Answer: We use a variety of soil conservation practices such as strip-till, no-till, reduced-till, cover crops, and grassed waterways to prevent soil loss/erosion and preserve soils.
“Essentially, all life depends upon the soil … There can be no life without soil and no soil without life.” Charles E. Kellogg
As DeKalb County farmers we are truly blessed. We are here mostly through the foresight of our forefathers who sought opportunity and found some of the most fertile farmland in the world.
Yet the story of our rich farmland goes back thousands of years with the retreat of the glaciers that carved our landscape. As the glaciers retreated, they left deposits behind creating the base of our existing landscape. As the wind blew, it brought with it the loess from the west, some of the most mineral rich materials in the world. As the world warmed from the ice age, giant seas of prairie grass grew providing centuries of organic matter to our lands.
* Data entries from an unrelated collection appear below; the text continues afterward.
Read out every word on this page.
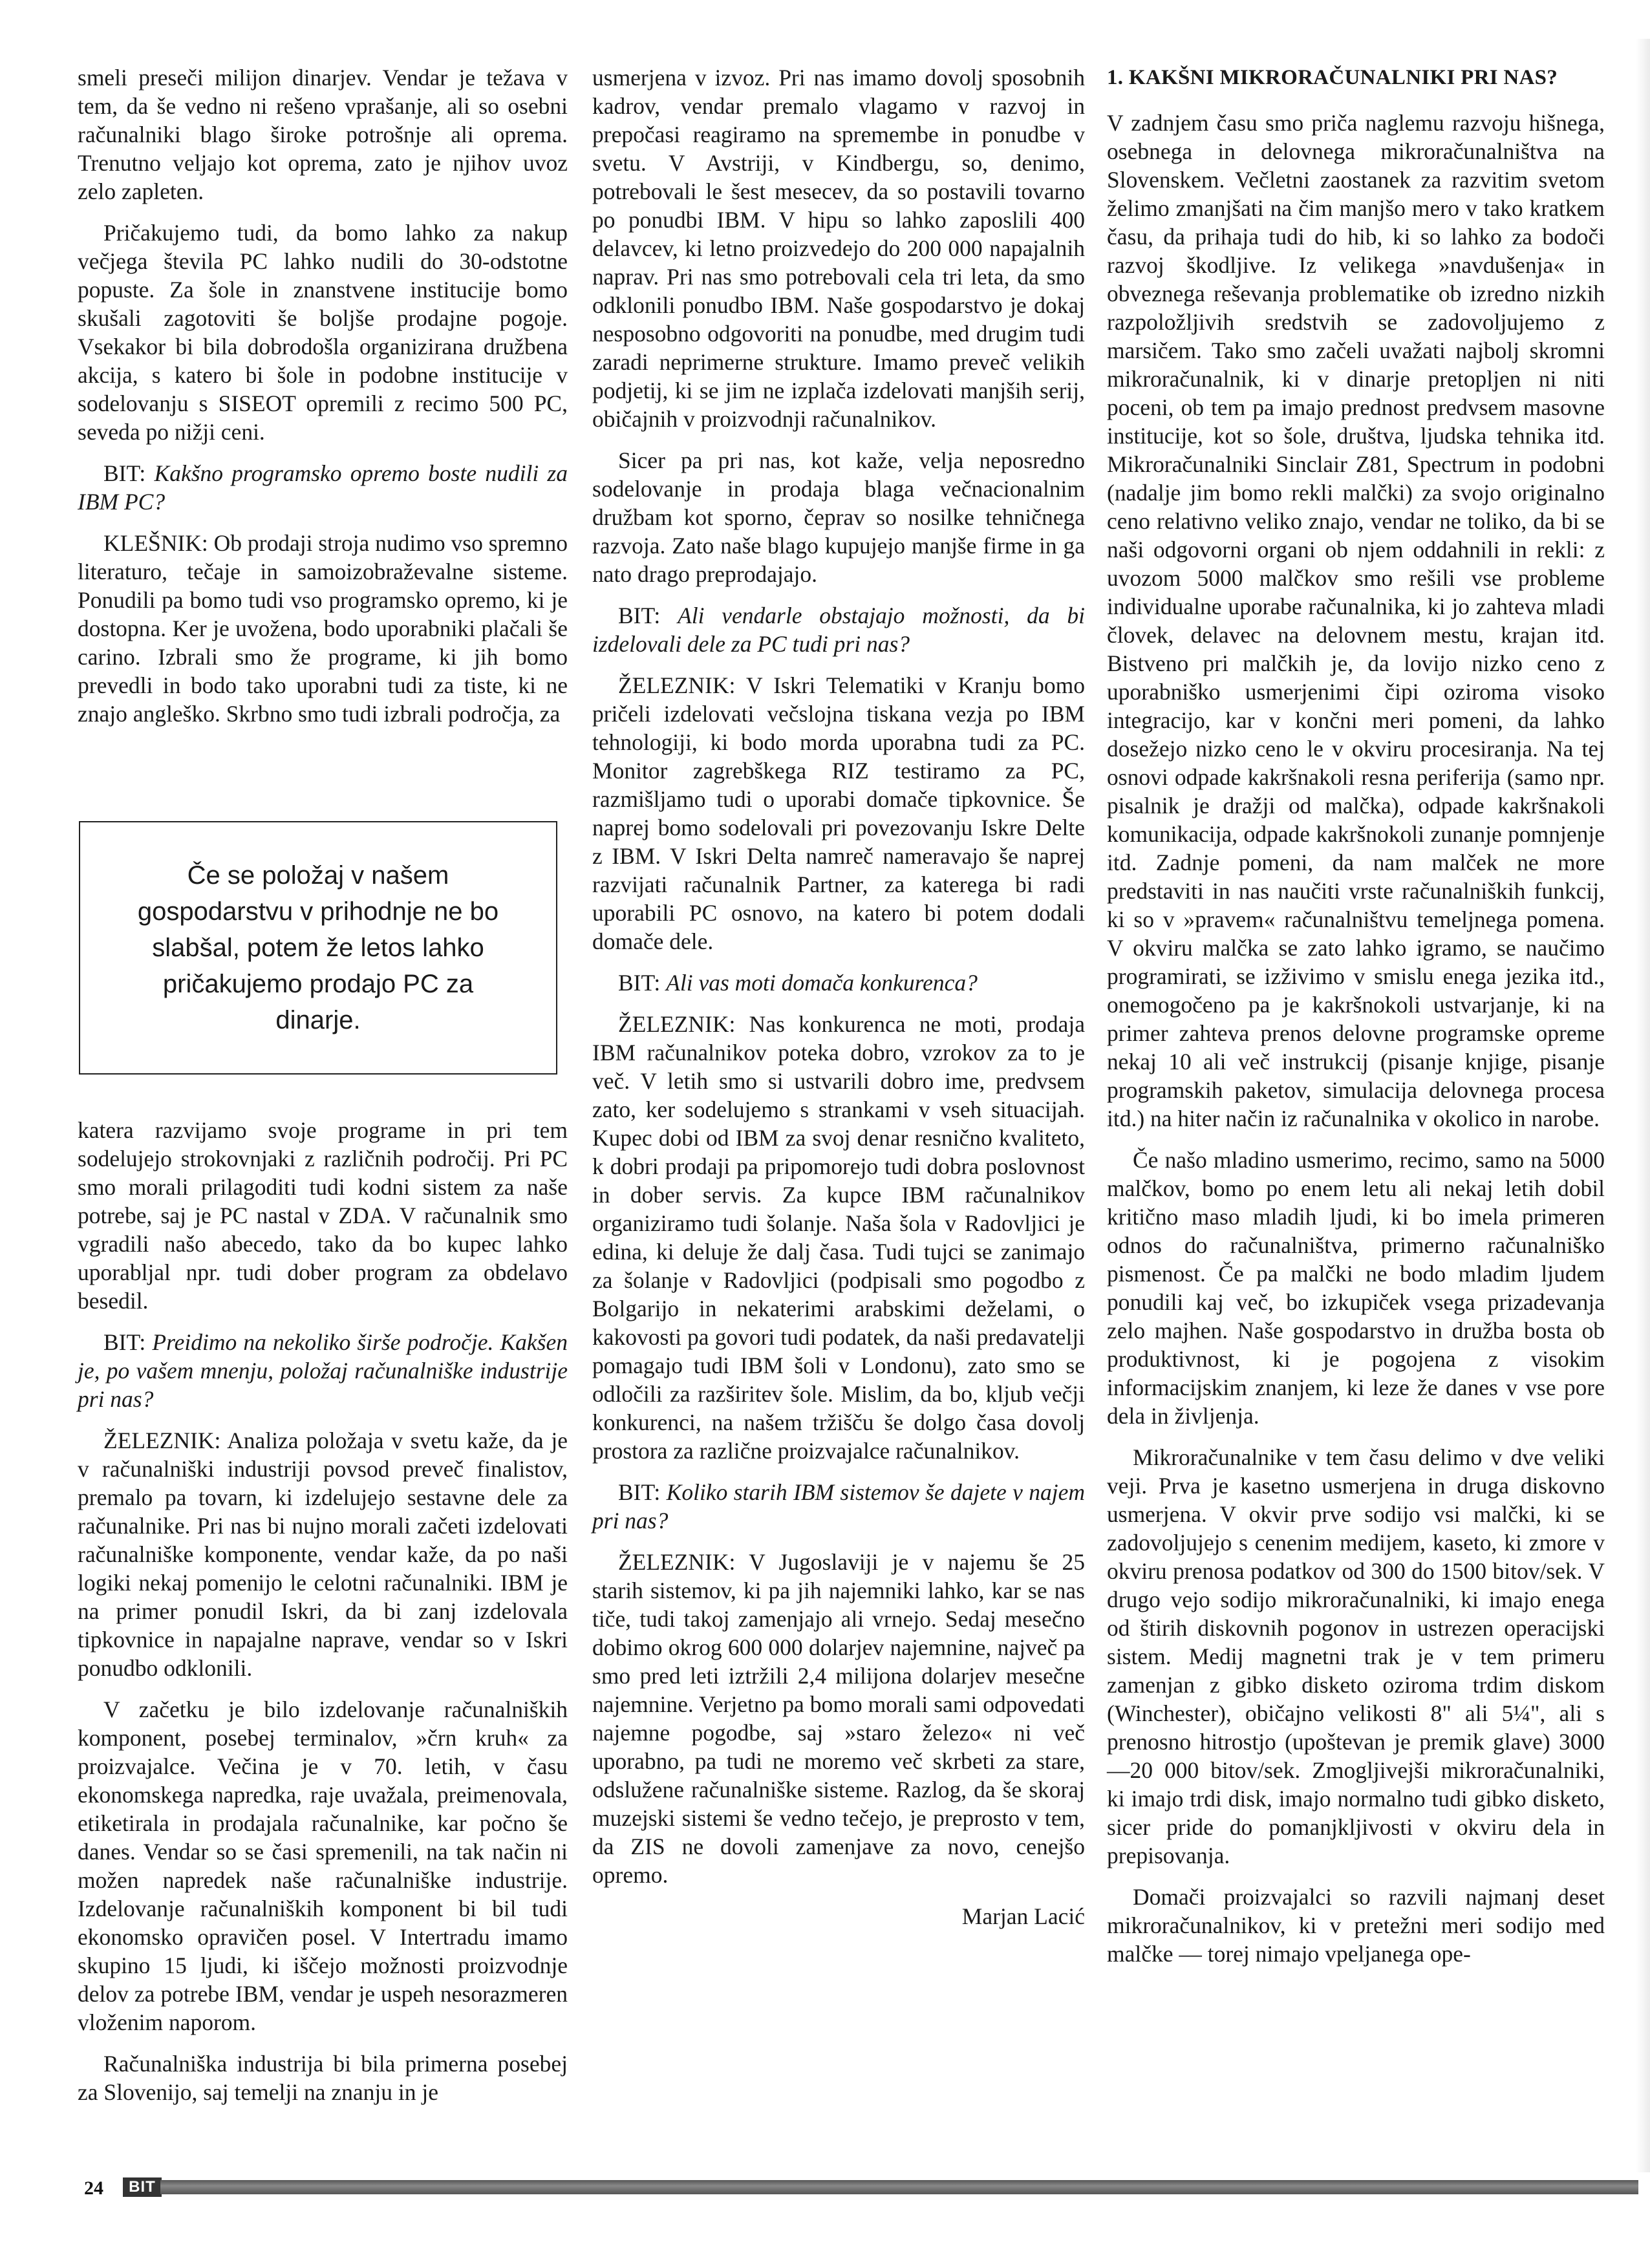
smeli preseči milijon dinarjev. Vendar je težava v tem, da še vedno ni rešeno vprašanje, ali so osebni računalniki blago široke potrošnje ali oprema. Trenutno veljajo kot oprema, zato je njihov uvoz zelo zapleten.

Pričakujemo tudi, da bomo lahko za nakup večjega števila PC lahko nudili do 30-odstotne popuste. Za šole in znanstvene institucije bomo skušali zagotoviti še boljše prodajne pogoje. Vsekakor bi bila dobrodošla organizirana družbena akcija, s katero bi šole in podobne institucije v sodelovanju s SISEOT opremili z recimo 500 PC, seveda po nižji ceni.

BIT: Kakšno programsko opremo boste nudili za IBM PC?

KLEŠNIK: Ob prodaji stroja nudimo vso spremno literaturo, tečaje in samoizobraževalne sisteme. Ponudili pa bomo tudi vso programsko opremo, ki je dostopna. Ker je uvožena, bodo uporabniki plačali še carino. Izbrali smo že programe, ki jih bomo prevedli in bodo tako uporabni tudi za tiste, ki ne znajo angleško. Skrbno smo tudi izbrali področja, za

Če se položaj v našem gospodarstvu v prihodnje ne bo slabšal, potem že letos lahko pričakujemo prodajo PC za dinarje.

katera razvijamo svoje programe in pri tem sodelujejo strokovnjaki z različnih področij. Pri PC smo morali prilagoditi tudi kodni sistem za naše potrebe, saj je PC nastal v ZDA. V računalnik smo vgradili našo abecedo, tako da bo kupec lahko uporabljal npr. tudi dober program za obdelavo besedil.

BIT: Preidimo na nekoliko širše področje. Kakšen je, po vašem mnenju, položaj računalniške industrije pri nas?

ŽELEZNIK: Analiza položaja v svetu kaže, da je v računalniški industriji povsod preveč finalistov, premalo pa tovarn, ki izdelujejo sestavne dele za računalnike. Pri nas bi nujno morali začeti izdelovati računalniške komponente, vendar kaže, da po naši logiki nekaj pomenijo le celotni računalniki. IBM je na primer ponudil Iskri, da bi zanj izdelovala tipkovnice in napajalne naprave, vendar so v Iskri ponudbo odklonili.

V začetku je bilo izdelovanje računalniških komponent, posebej terminalov, »črn kruh« za proizvajalce. Večina je v 70. letih, v času ekonomskega napredka, raje uvažala, preimenovala, etiketirala in prodajala računalnike, kar počno še danes. Vendar so se časi spremenili, na tak način ni možen napredek naše računalniške industrije. Izdelovanje računalniških komponent bi bil tudi ekonomsko opravičen posel. V Intertradu imamo skupino 15 ljudi, ki iščejo možnosti proizvodnje delov za potrebe IBM, vendar je uspeh nesorazmeren vloženim naporom.

Računalniška industrija bi bila primerna posebej za Slovenijo, saj temelji na znanju in je

usmerjena v izvoz. Pri nas imamo dovolj sposobnih kadrov, vendar premalo vlagamo v razvoj in prepočasi reagiramo na spremembe in ponudbe v svetu. V Avstriji, v Kindbergu, so, denimo, potrebovali le šest mesecev, da so postavili tovarno po ponudbi IBM. V hipu so lahko zaposlili 400 delavcev, ki letno proizvedejo do 200 000 napajalnih naprav. Pri nas smo potrebovali cela tri leta, da smo odklonili ponudbo IBM. Naše gospodarstvo je dokaj nesposobno odgovoriti na ponudbe, med drugim tudi zaradi neprimerne strukture. Imamo preveč velikih podjetij, ki se jim ne izplača izdelovati manjših serij, običajnih v proizvodnji računalnikov.

Sicer pa pri nas, kot kaže, velja neposredno sodelovanje in prodaja blaga večnacionalnim družbam kot sporno, čeprav so nosilke tehničnega razvoja. Zato naše blago kupujejo manjše firme in ga nato drago preprodajajo.

BIT: Ali vendarle obstajajo možnosti, da bi izdelovali dele za PC tudi pri nas?

ŽELEZNIK: V Iskri Telematiki v Kranju bomo pričeli izdelovati večslojna tiskana vezja po IBM tehnologiji, ki bodo morda uporabna tudi za PC. Monitor zagrebškega RIZ testiramo za PC, razmišljamo tudi o uporabi domače tipkovnice. Še naprej bomo sodelovali pri povezovanju Iskre Delte z IBM. V Iskri Delta namreč nameravajo še naprej razvijati računalnik Partner, za katerega bi radi uporabili PC osnovo, na katero bi potem dodali domače dele.

BIT: Ali vas moti domača konkurenca?

ŽELEZNIK: Nas konkurenca ne moti, prodaja IBM računalnikov poteka dobro, vzrokov za to je več. V letih smo si ustvarili dobro ime, predvsem zato, ker sodelujemo s strankami v vseh situacijah. Kupec dobi od IBM za svoj denar resnično kvaliteto, k dobri prodaji pa pripomorejo tudi dobra poslovnost in dober servis. Za kupce IBM računalnikov organiziramo tudi šolanje. Naša šola v Radovljici je edina, ki deluje že dalj časa. Tudi tujci se zanimajo za šolanje v Radovljici (podpisali smo pogodbo z Bolgarijo in nekaterimi arabskimi deželami, o kakovosti pa govori tudi podatek, da naši predavatelji pomagajo tudi IBM šoli v Londonu), zato smo se odločili za razširitev šole. Mislim, da bo, kljub večji konkurenci, na našem tržišču še dolgo časa dovolj prostora za različne proizvajalce računalnikov.

BIT: Koliko starih IBM sistemov še dajete v najem pri nas?

ŽELEZNIK: V Jugoslaviji je v najemu še 25 starih sistemov, ki pa jih najemniki lahko, kar se nas tiče, tudi takoj zamenjajo ali vrnejo. Sedaj mesečno dobimo okrog 600 000 dolarjev najemnine, največ pa smo pred leti iztržili 2,4 milijona dolarjev mesečne najemnine. Verjetno pa bomo morali sami odpovedati najemne pogodbe, saj »staro železo« ni več uporabno, pa tudi ne moremo več skrbeti za stare, odslužene računalniške sisteme. Razlog, da še skoraj muzejski sistemi še vedno tečejo, je preprosto v tem, da ZIS ne dovoli zamenjave za novo, cenejšo opremo.

Marjan Lacić

1. KAKŠNI MIKRORAČUNALNIKI PRI NAS?

V zadnjem času smo priča naglemu razvoju hišnega, osebnega in delovnega mikroračunalništva na Slovenskem. Večletni zaostanek za razvitim svetom želimo zmanjšati na čim manjšo mero v tako kratkem času, da prihaja tudi do hib, ki so lahko za bodoči razvoj škodljive. Iz velikega »navdušenja« in obveznega reševanja problematike ob izredno nizkih razpoložljivih sredstvih se zadovoljujemo z marsičem. Tako smo začeli uvažati najbolj skromni mikroračunalnik, ki v dinarje pretopljen ni niti poceni, ob tem pa imajo prednost predvsem masovne institucije, kot so šole, društva, ljudska tehnika itd. Mikroračunalniki Sinclair Z81, Spectrum in podobni (nadalje jim bomo rekli malčki) za svojo originalno ceno relativno veliko znajo, vendar ne toliko, da bi se naši odgovorni organi ob njem oddahnili in rekli: z uvozom 5000 malčkov smo rešili vse probleme individualne uporabe računalnika, ki jo zahteva mladi človek, delavec na delovnem mestu, krajan itd. Bistveno pri malčkih je, da lovijo nizko ceno z uporabniško usmerjenimi čipi oziroma visoko integracijo, kar v končni meri pomeni, da lahko dosežejo nizko ceno le v okviru procesiranja. Na tej osnovi odpade kakršnakoli resna periferija (samo npr. pisalnik je dražji od malčka), odpade kakršnakoli komunikacija, odpade kakršnokoli zunanje pomnjenje itd. Zadnje pomeni, da nam malček ne more predstaviti in nas naučiti vrste računalniških funkcij, ki so v »pravem« računalništvu temeljnega pomena. V okviru malčka se zato lahko igramo, se naučimo programirati, se izživimo v smislu enega jezika itd., onemogočeno pa je kakršnokoli ustvarjanje, ki na primer zahteva prenos delovne programske opreme nekaj 10 ali več instrukcij (pisanje knjige, pisanje programskih paketov, simulacija delovnega procesa itd.) na hiter način iz računalnika v okolico in narobe.

Če našo mladino usmerimo, recimo, samo na 5000 malčkov, bomo po enem letu ali nekaj letih dobil kritično maso mladih ljudi, ki bo imela primeren odnos do računalništva, primerno računalniško pismenost. Če pa malčki ne bodo mladim ljudem ponudili kaj več, bo izkupiček vsega prizadevanja zelo majhen. Naše gospodarstvo in družba bosta ob produktivnost, ki je pogojena z visokim informacijskim znanjem, ki leze že danes v vse pore dela in življenja.

Mikroračunalnike v tem času delimo v dve veliki veji. Prva je kasetno usmerjena in druga diskovno usmerjena. V okvir prve sodijo vsi malčki, ki se zadovoljujejo s cenenim medijem, kaseto, ki zmore v okviru prenosa podatkov od 300 do 1500 bitov/sek. V drugo vejo sodijo mikroračunalniki, ki imajo enega od štirih diskovnih pogonov in ustrezen operacijski sistem. Medij magnetni trak je v tem primeru zamenjan z gibko disketo oziroma trdim diskom (Winchester), običajno velikosti 8" ali 5¼", ali s prenosno hitrostjo (upoštevan je premik glave) 3000—20 000 bitov/sek. Zmogljivejši mikroračunalniki, ki imajo trdi disk, imajo normalno tudi gibko disketo, sicer pride do pomanjkljivosti v okviru dela in prepisovanja.

Domači proizvajalci so razvili najmanj deset mikroračunalnikov, ki v pretežni meri sodijo med malčke — torej nimajo vpeljanega ope-

24	BIT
With the presence of the Mississippi River system to transfer agricultural commodities out of this area, so developed one of the few dominant agricultural regions in the world. The Midwest is only one of the few places in the world that offer this combination of fine soils, climate, and a natural waterway stystem for transportation. As this is the case, farmers have been entrusted with one of the most valuable commodities on the planet.
We are stewards of this land, this soil, and its promise for the next generation.
Tillage is the primary mode of soil loss. To loosen the soil and remove the former plant material, or residue, that protects it makes it vulnerable to the forces of nature. Residue and roots hold soil in place making it dramatically less vulnerable to wind and water erosion, or the wearing away of the soil.
With the advent of no-till and reduced-till practices in the 70’s and 80’s many farmers adopted farming systems that drastically reduced the amount of soil loss. On our farm we use all the tools at hand to invest and build the soil. We use strip-till, no-till, and reduced-tillage as a primary means to stop from “losing” soil.
Essentially, we are disturbing as little soil as possible and when we do, we are trying to leave residue on the surface to act as a mulch. This residue protects the soil, providing natural weed control, and preventing the soil from drying out. With these methods we can minimize the impact that growing crops have on the soil.
Another component of this loss prevention is the adoption of cover crops. These crops protect the soil, cycle nutrients from the atmosphere, and increase the amount of biological activity in the soil. A cover crop is typically grown when a “cash crop” is not, but that is not exclusively the case. Cover crops are becoming more and more prevalent, but we are also far enough north that it can be difficult to establish robust cover crops in the time that we have after the crop is harvested and before they go dormant.
Another effort that farmers utilize is the establishment of grassed waterways and CRP (Conservation Reserve Program) acres. Whereas farmers may use low or no-tillage methods and cover crops to prevent loss across the cropped acres of land, farmers also utilize grassed areas that safely conduct the confluence of water to traditional streams and rivers. CRP also partners with farmers and landowners to set aside the most sensitive acres that are vulnerable to erosion and loss.
The soil is the foundation of our profession. Every farmer has an obligation to preserve and protect this great asset for future generations. I am proud to be part of a culture that acts as guardians and stewards of such a precious gift.